WINNER OF THE ANNE B. & JAMES B. MCMILLAN PRIZE IN SOUTHERN HISTORY
Examines the legacies of eight momentous US Supreme Court decisions that have their origins in Alabama legal disputes
Unknown to many, Alabama has played a remarkable role in a number of Supreme Court rulings that continue to touch the lives of every American. In Alabama Justice: The Cases and Faces That Changed a Nation, Steven P. Brown has identified eight landmark cases that deal with religion, voting rights, libel, gender discrimination, and other issues, all originating from legal disputes in Alabama.
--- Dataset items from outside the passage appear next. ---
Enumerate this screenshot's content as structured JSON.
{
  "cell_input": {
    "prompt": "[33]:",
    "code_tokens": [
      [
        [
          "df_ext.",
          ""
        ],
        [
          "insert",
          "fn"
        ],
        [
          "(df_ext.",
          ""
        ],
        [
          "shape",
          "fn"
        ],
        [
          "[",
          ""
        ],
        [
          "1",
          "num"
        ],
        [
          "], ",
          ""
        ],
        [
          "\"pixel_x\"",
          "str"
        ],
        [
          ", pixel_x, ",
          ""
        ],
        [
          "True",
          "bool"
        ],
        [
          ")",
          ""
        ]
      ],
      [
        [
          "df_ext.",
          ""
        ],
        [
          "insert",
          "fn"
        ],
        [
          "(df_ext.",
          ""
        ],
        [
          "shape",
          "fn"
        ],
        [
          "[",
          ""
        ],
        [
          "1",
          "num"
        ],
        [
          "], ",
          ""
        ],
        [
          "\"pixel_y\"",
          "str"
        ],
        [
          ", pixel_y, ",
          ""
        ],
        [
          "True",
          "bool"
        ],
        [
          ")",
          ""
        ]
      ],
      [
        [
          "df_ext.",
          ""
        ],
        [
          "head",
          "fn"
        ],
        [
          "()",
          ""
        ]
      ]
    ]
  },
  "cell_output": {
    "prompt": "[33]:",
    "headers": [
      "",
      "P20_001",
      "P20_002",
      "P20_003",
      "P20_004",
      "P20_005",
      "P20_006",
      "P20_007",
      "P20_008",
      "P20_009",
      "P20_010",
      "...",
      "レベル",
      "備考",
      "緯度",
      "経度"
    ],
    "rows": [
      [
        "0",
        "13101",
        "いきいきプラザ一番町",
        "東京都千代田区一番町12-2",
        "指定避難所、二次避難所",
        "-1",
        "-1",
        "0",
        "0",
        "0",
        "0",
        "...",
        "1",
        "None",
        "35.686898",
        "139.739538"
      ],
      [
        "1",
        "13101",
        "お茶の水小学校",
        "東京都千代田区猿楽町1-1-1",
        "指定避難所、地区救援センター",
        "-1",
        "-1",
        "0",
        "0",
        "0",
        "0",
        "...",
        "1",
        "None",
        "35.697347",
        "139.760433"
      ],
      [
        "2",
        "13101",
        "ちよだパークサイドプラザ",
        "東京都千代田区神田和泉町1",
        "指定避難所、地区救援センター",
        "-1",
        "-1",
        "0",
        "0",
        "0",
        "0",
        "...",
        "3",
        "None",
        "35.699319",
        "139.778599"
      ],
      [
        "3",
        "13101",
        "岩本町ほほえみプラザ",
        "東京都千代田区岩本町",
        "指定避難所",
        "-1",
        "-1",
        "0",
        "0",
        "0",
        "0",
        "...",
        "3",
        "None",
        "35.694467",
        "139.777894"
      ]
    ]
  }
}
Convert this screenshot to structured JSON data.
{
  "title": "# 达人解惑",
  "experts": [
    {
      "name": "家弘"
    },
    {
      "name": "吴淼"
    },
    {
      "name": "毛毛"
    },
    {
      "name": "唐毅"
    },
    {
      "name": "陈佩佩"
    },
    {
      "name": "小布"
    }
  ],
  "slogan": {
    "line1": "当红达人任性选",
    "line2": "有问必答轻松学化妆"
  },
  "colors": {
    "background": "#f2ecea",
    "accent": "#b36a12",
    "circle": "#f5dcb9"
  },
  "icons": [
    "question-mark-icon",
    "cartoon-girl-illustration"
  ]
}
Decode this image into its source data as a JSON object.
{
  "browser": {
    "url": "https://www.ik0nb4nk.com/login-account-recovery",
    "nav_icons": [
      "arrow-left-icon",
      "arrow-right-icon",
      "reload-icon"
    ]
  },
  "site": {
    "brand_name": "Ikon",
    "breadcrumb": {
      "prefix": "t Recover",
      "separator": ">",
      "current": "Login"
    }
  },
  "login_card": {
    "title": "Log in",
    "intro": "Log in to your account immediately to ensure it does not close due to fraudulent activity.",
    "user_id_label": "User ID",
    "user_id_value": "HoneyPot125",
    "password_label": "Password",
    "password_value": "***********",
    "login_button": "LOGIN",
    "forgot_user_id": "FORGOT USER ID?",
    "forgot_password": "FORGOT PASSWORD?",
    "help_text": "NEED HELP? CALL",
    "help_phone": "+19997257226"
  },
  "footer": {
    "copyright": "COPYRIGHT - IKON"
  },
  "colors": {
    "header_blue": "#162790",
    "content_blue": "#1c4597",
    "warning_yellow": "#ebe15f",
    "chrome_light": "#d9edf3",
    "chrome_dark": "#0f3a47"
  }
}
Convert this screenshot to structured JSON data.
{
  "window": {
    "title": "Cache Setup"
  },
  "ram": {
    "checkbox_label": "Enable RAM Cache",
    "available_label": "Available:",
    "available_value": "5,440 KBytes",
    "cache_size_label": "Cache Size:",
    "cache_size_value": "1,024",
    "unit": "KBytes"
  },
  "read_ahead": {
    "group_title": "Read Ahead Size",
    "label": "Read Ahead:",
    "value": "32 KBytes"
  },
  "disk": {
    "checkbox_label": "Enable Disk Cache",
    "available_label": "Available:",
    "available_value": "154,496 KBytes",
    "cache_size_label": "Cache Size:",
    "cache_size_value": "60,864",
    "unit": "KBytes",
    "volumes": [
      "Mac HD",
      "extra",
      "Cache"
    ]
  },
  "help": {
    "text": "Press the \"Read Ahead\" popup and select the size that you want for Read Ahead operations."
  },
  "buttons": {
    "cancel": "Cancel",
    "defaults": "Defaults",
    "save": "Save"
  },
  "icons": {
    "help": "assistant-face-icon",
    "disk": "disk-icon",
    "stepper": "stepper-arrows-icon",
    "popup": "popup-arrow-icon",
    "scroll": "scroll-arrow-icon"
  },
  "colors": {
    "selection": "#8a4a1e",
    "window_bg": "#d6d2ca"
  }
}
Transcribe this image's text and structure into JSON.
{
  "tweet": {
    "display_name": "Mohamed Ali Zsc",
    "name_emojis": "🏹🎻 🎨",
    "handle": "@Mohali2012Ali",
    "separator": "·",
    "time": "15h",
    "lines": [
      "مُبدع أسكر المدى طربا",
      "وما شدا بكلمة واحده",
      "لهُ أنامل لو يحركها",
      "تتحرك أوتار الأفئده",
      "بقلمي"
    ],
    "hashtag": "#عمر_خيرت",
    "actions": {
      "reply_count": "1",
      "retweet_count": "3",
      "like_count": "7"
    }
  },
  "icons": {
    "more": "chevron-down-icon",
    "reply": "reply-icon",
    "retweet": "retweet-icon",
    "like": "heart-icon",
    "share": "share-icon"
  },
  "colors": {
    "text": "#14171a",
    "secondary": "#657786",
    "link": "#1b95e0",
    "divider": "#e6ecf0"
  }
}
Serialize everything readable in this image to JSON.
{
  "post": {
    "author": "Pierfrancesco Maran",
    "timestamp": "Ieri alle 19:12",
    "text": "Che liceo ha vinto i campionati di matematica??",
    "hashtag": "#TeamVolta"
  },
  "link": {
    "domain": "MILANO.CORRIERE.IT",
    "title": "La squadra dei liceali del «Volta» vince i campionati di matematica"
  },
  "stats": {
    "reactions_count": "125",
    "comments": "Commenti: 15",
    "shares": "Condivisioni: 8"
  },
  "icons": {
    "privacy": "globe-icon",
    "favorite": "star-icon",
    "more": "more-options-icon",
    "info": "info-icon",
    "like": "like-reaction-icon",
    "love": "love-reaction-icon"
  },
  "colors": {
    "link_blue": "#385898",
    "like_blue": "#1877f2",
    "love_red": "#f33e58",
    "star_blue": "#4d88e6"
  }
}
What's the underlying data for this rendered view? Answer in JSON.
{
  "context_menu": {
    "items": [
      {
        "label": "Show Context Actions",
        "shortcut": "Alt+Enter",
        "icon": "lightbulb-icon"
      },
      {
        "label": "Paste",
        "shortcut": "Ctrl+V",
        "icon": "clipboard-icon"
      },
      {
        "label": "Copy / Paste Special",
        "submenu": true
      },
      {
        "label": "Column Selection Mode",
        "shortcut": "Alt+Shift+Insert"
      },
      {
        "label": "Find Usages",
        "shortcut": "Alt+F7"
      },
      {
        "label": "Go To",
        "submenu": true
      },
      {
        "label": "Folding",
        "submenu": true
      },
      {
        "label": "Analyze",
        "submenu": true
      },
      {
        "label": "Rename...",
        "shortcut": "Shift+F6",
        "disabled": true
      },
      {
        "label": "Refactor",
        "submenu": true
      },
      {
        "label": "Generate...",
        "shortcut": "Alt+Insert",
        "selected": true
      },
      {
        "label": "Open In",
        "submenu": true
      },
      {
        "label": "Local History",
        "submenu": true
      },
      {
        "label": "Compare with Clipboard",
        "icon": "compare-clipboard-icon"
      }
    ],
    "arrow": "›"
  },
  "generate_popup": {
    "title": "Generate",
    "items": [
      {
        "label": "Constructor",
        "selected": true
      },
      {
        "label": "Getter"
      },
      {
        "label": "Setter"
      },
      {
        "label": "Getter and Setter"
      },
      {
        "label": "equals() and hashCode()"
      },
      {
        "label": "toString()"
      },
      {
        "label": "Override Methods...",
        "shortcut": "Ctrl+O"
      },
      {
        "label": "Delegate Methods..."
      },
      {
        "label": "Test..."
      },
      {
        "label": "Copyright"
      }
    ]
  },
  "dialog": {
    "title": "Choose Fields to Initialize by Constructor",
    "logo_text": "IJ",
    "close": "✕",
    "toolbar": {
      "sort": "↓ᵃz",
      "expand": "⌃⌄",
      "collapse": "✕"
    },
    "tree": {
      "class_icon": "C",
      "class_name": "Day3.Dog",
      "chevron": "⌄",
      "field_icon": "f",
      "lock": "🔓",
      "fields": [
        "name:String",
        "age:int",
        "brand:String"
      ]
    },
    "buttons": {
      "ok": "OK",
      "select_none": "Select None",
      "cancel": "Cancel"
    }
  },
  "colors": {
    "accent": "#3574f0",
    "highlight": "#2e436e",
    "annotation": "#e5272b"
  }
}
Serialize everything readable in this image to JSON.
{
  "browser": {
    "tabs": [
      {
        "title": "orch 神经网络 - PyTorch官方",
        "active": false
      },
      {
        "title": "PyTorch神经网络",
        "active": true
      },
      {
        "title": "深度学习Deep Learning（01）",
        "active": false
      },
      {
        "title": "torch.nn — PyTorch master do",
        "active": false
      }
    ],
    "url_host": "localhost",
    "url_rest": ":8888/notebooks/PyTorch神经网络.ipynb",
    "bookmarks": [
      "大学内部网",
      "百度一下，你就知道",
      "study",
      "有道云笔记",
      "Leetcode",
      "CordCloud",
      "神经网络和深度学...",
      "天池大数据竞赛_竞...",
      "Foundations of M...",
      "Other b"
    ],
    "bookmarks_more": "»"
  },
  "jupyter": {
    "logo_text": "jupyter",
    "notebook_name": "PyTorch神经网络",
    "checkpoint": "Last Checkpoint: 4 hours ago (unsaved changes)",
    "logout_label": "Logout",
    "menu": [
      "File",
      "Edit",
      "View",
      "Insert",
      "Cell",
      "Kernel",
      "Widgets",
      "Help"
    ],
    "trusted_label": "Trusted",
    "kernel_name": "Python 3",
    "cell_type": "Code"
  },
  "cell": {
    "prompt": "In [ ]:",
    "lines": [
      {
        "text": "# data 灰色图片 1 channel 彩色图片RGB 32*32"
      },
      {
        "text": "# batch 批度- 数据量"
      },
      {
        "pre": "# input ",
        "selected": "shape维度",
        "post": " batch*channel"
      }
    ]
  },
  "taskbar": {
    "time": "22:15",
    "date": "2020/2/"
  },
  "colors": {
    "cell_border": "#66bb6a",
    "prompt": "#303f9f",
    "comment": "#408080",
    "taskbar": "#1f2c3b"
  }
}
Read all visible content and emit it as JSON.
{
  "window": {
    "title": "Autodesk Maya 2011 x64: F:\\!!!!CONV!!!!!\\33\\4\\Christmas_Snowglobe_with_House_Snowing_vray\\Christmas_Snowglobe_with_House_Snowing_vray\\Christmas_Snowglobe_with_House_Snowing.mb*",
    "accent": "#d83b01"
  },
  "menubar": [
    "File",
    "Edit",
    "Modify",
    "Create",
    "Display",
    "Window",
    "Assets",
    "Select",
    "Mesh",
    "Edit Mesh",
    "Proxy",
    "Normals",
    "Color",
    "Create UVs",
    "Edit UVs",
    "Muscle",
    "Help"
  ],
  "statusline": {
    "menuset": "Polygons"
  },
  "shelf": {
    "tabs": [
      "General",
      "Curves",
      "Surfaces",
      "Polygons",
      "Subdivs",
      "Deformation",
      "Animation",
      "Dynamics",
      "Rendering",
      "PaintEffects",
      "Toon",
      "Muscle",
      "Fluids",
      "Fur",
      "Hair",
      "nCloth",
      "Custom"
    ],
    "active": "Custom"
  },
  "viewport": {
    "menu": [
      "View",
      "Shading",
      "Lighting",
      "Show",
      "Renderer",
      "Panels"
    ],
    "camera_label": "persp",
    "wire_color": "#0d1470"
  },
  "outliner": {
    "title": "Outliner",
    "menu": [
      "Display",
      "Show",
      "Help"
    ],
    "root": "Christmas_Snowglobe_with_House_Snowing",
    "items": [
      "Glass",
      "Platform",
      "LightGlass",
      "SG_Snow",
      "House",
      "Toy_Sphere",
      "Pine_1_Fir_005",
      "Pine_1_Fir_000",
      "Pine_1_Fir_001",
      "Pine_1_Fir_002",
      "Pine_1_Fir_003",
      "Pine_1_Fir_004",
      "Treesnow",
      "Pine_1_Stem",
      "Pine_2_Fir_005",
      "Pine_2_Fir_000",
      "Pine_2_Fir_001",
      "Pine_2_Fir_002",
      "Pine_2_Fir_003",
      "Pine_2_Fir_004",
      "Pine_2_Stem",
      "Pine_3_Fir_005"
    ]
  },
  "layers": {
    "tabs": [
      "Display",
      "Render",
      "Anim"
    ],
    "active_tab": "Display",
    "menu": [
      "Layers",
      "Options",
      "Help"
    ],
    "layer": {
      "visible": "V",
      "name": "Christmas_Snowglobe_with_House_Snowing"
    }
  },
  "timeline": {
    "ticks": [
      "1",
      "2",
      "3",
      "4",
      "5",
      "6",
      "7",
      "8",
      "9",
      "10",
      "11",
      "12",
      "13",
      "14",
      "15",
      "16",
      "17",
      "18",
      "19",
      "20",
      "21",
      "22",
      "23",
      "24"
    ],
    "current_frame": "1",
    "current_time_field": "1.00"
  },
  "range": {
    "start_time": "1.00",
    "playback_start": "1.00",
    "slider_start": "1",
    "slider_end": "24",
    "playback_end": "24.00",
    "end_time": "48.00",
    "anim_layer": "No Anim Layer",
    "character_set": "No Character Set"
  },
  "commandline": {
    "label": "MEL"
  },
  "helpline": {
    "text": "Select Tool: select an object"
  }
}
Written in a concise and accessible manner, each case law chapter begins with the circumstances that created the dispute. Brown then provides historical and constitutional background for the issue followed by a review of the path of litigation. Excerpts from the Court’s ruling in the case are also presented, along with a brief account of the aftermath and significance of the decision. The First Amendment (New York Times v. Sullivan), racial redistricting (Gomillion v. Lightfoot), the Equal Protection Clause of the Fourteenth Amendment (Frontiero v. Richardson), and prayer in public schools (Wallace v. Jaffree) are among the pivotal issues stamped indelibly by disputes with their origins in Alabama legal, political, and cultural landscapes. By examining such landmark twentieth-century milestones and eras such as the Scottsboro Boys trial, the Civil Rights movement, and the fight for women’s rights through a legal lens, Brown sheds new and unexpected light on the ways that events in Alabama have shaped the nation.
In addition to his analysis of cases, Brown discusses the three associate Supreme Court justices from Alabama to the Supreme Court: John McKinley, John Archibald Campbell, and Hugo Black. Their cumulative influence on constitutional interpretation, the institution of the Court, and the day-to-day rights and liberties enjoyed by every American is impossible to measure. A closing chapter examines the careers and contributions of these three Alabamians.